O yıl sosyalist hareketin ezici çoğunluğunun şaşkınlık dolu bakışları altında on binlerce insan “gerçekleşmiş sosyalizm ülkesi” Doğu Almanya’dan, çürüyen kapitalizmin ülkesi emperyalist Almanya’ya kaçmak için adeta birbirlerini ezerek tel örgüleri ve duvarları aşmaya başladılar.

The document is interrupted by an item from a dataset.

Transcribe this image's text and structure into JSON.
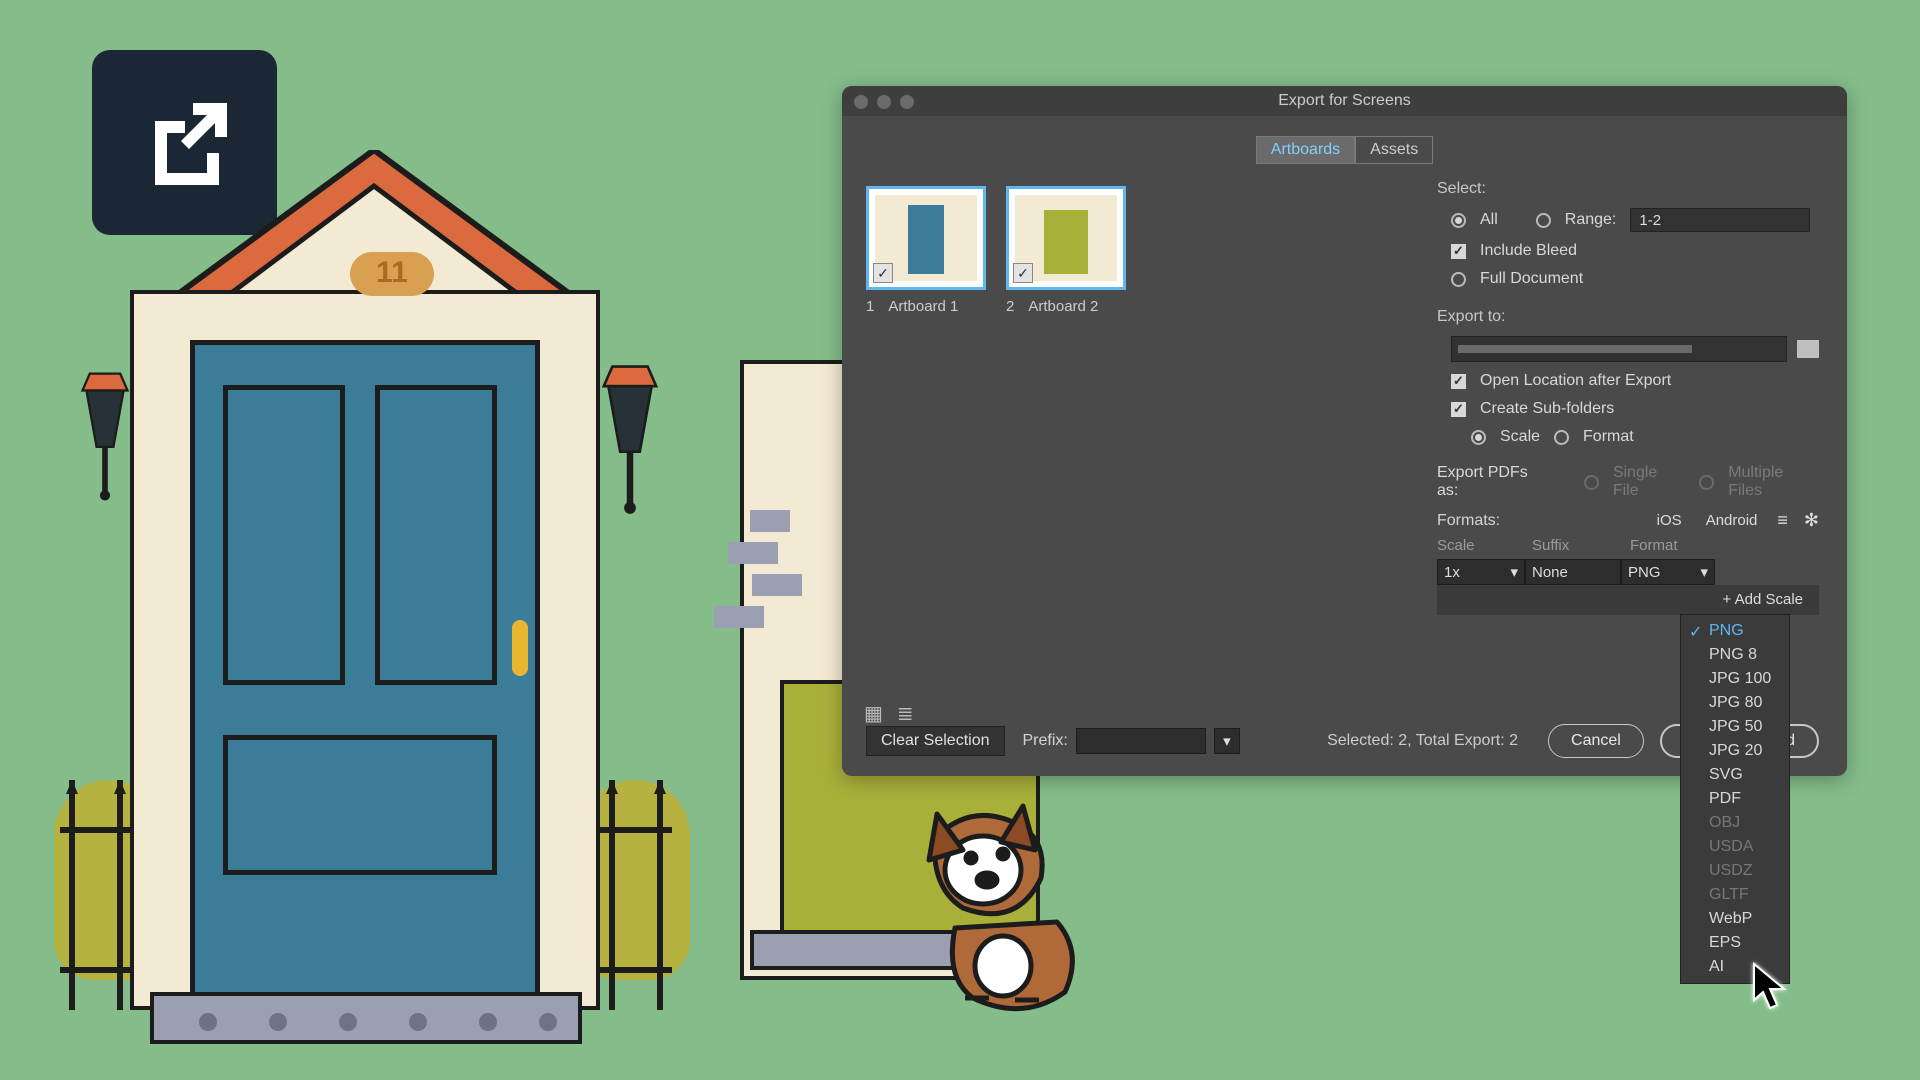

Nihayet Batı’nın çürümüşlüğünden Doğu’yu koruyan Berlin Duvarı da bando, mızıka ve bayram havası içinde yıkıldı, parçalandı ve kapitalizmin ebedi zaferinin bir sembolü olarak küçük parçalara bölünüp parça parça satıldı.

Polonya, Macaristan, Çekoslovakya, Doğu Almanya, Bulgaristan ve Romanya’yı yaklaşık 45 yıldır yöneten tek partili politik yapılar ekonomik kriz ve halk hareketinin baskısı altında yıkıldı.

Bu öyle şiddetliydi ki, bu ülkelerin dev komşusu SSCB de bu yıkıcı dalgadan kurtulamadı.

Ünlü İngiliz Marksist Chris Harman’ın, bu süreçten bir süre önce yayımladığı bu makalesi ise, hem Stalinist rejimleri derinlemesine bir sorgulamaya tabi tutmuştu hem de bu rejimlerin aşağıdan mücadele ile devrilip küresel kapitalizme entegre olacaklarını öngörmüştü.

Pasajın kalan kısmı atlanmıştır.